Ho provato a pensare a tutte le volte che ti mettevano un ago, a ciò che pensavi… ma l’unica cosa che mi veniva in mente è che è così semplice essere dall’altra parte, che è una vera fortuna poter donare e non dover ricevere. Ho immaginato le mie piastrine tenersi per mano come nel cartone animato e fare muro per sostenere “un malato oncologico”. Ho sognato che lo stesso avrebbe trovato il suo supereroe, compatibile, e presto avrebbe risolto tutti i suoi problemi.
Ho chiamato la dottoressa per chiederle se era normale aver freddo alle mani e lei le ha prese e me le ha scaldate. mi ha fatto compagnia un po’. Ha 39 anni e sta per finire la specializzazione, nonostante un po’ di incidenti di percorso. E’ stata dolce: si preoccupava che stessi perdendo una mattinata. Alla fine mi ha ringraziata.
Sono scappata per mille altri impegni, ma adesso che finalmente sono ferma e posso mettere ordine ai miei pensieri, credo di aver trascorso 45 magici minuti oggi. Quello che non ho potuto fare per te perché ero piccola, fa’ che oggi serva a qualcuno.

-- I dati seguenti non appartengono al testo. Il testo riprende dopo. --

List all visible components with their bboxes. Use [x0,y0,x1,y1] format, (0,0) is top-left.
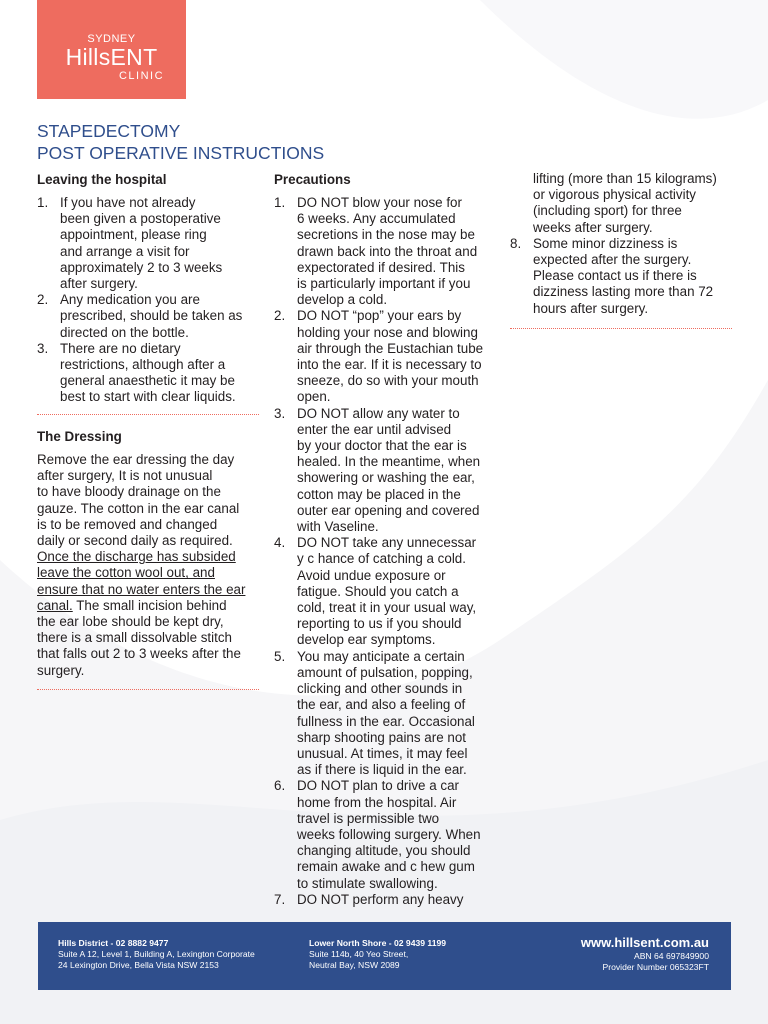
precautions-section [274,172,502,908]
lower-north-shore-contact [309,938,446,971]
lower-north-shore-address-line-2: Neutral Bay, NSW 2089 [309,960,400,970]
document-title [37,120,324,164]
website-link[interactable]: www.hillsent.com.au [580,935,709,950]
precaution-7-continued: lifting (more than 15 kilograms) or vigorous physical activity (including sport) for three weeks after surgery. [533,171,717,235]
list-number: 3. [274,405,286,421]
list-number: 8. [510,235,522,251]
list-item-text: There are no dietary restrictions, although after a general anaesthetic it may be best to start with clear liquids. [60,340,236,405]
dressing-heading: The Dressing [37,429,122,444]
lower-north-shore-address-line-1: Suite 114b, 40 Yeo Street, [309,949,409,959]
title-line-1: STAPEDECTOMY [37,121,181,141]
leaving-hospital-section [37,172,263,406]
list-number: 7. [274,891,286,907]
list-item-text: Some minor dizziness is expected after the surgery. Please contact us if there is dizziness lasting more than 72 hours after surgery. [533,235,714,316]
clinic-logo [37,0,186,99]
hills-district-address-line-1: Suite A 12, Level 1, Building A, Lexington Corporate [58,949,255,959]
lower-north-shore-heading: Lower North Shore - 02 9439 1199 [309,938,447,948]
logo-line-clinic: CLINIC [118,70,165,82]
leaving-hospital-heading: Leaving the hospital [37,172,167,187]
title-line-2: POST OPERATIVE INSTRUCTIONS [37,143,325,163]
list-item [274,649,502,779]
dressing-paragraph [37,452,263,679]
footer-website-info [581,935,709,973]
dressing-text-1: Remove the ear dressing the day after surgery, It is not unusual to have bloody drainage on the gauze. The cotton in the ear canal is to be removed and changed daily or second daily as required. [37,452,240,549]
logo-line-hillsent: HillsENT [65,44,158,70]
list-number: 4. [274,535,286,551]
list-item-text: DO NOT plan to drive a car home from the hospital. Air travel is permissible two weeks following surgery. When changing altitude, you should remain awake and c hew gum to stimulate swallowing. [297,778,481,891]
list-item-text: Any medication you are prescribed, should be taken as directed on the bottle. [60,292,243,340]
section-divider [37,414,259,415]
list-item [274,308,502,405]
list-item-text: DO NOT “pop” your ears by holding your nose and blowing air through the Eustachian tube into the ear. If it is necessary to sneeze, do so with your mouth open. [297,308,484,405]
hills-district-heading: Hills District - 02 8882 9477 [58,938,169,948]
dressing-underlined-text: Once the discharge has subsided leave the cotton wool out, and ensure that no water enters the ear canal. [37,549,246,613]
hills-district-address-line-2: 24 Lexington Drive, Bella Vista NSW 2153 [58,960,219,970]
list-item [274,778,502,891]
list-number: 1. [37,195,49,210]
dressing-section [37,429,263,679]
dressing-text-2: The small incision behind the ear lobe should be kept dry, there is a small dissolvable stitch that falls out 2 to 3 weeks after the surgery. [37,597,241,678]
leaving-hospital-list [37,195,263,406]
list-item-text: DO NOT take any unnecessar y c hance of catching a cold. Avoid undue exposure or fatigue. Should you catch a cold, treat it in your usual way, reporting to us if you should develop ear symptoms. [297,535,477,648]
list-item [37,195,263,292]
list-item [510,236,740,317]
hills-district-contact [58,938,255,971]
precautions-list-continued [510,236,740,317]
section-divider [37,689,259,690]
list-number: 2. [274,308,286,324]
list-item [274,535,502,648]
precautions-list [274,195,502,908]
list-item-text: DO NOT perform any heavy [297,891,464,907]
precautions-heading: Precautions [274,172,351,187]
list-item [274,406,502,536]
section-divider [510,328,732,329]
list-number: 5. [274,648,286,664]
logo-line-sydney: SYDNEY [87,33,136,45]
abn-number: ABN 64 697849900 [633,951,709,961]
list-item [37,341,263,406]
list-item-text: DO NOT allow any water to enter the ear until advised by your doctor that the ear is healed. In the meantime, when showering or washing the ear, cotton may be placed in the outer ear opening and covered with Vaseline. [297,405,481,535]
list-item [274,195,502,308]
contact-footer [38,922,731,990]
list-number: 6. [274,778,286,794]
list-item [274,892,502,908]
precautions-continued-section [510,171,740,317]
list-number: 1. [274,195,286,210]
list-number: 2. [37,292,49,308]
list-item-text: If you have not already been given a postoperative appointment, please ring and arrange a visit for approximately 2 to 3 weeks after surgery. [60,195,223,292]
provider-number: Provider Number 065323FT [602,962,709,972]
list-item-text: You may anticipate a certain amount of pulsation, popping, clicking and other sounds in the ear, and also a feeling of fullness in the ear. Occasional sharp shooting pains are not unusual. At times, it may feel as if there is liquid in the ear. [297,648,475,778]
list-number: 3. [37,340,49,356]
list-item [37,292,263,341]
list-item-text: DO NOT blow your nose for 6 weeks. Any accumulated secretions in the nose may be drawn back into the throat and expectorated if desired. This is particularly important if you develop a cold. [297,195,478,308]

Tu puoi trasformarmi in supereroe.

‘Notte, Mamma.”

3 commenti

  1. Nessuna parola può essere più esplicita della testimonianza di chi, come Federica, ha vissuto la malattia personalmente o tramite i propri cari, per far capire l’importanza della donazione di emocomponenti, in particolare dell’aferesi per le piastrine, che se prelevate da un unico donatore risultano molto più compatibili e con meno effetti collaterali per il ricevente.
    Un abbraccio
    LauraDP

  2. che bell’esempio di amore materno e figliare, che bell’esempio di gioventù speciale, che bell’esempio che regali a tutti noi. Meriteresti uno spot in TV, forse se qualcuno prendesse esempio da questa gioventù…..
    GRAZIE per aver condiviso LA VITA E LA SPERANZA.